I met with my Korean language partner Jae this week. He was very nice and offered to help to me as well as my friends. He became a one-day tour guide during our trip to Changdeokgung Palace and Gyeongbokgung Palace on Saturday. My Korean language is limited, but thanks to his help, I understood the stories from those old constructions. I followed a Chinese local tour to the inner secret garden of Changdeokgung Plalace, and it was my turn to translate Chinese to him. It achieved my ever-present goals of language exchange—–language and culture exchange and making friends.

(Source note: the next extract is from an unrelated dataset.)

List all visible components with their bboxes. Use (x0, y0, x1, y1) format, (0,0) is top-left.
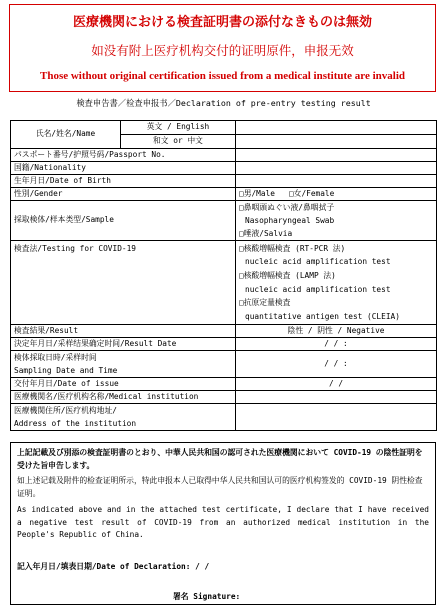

Yonsei University is located at the center of Seoul. The street usually becomes very crowded after 6 pm. A lot of activities take place at the corners, like singing and dancing. Korean-pop culture is so popular because the young people of Korea are very actively engaged with entertainment. Maybe one day, some of these people who sing and dance on the street will become super stars. Seoul’s public transportation is also very convenient. For example, there are Korean, Chinese, Japanese and English signs and announcements for many subway stops. Foreigners can easily get access to their final destinations even if they know nothing about Korean. And English is widely used by the Korean younger generations. Don’t be afraid to ask for help if you get lost.
Lastly, I love cats. I went to a cat cafe this weekend. The cafe has 40 cats who are taken care of very well. This kind of special cafe attracts lots of cat people. We had some drinks there, and played with cats at the same time. I know the cat cafe is common in Japan, but I am surprised in Korea it was so as well. And many foreigners, like us, go the the cafe too.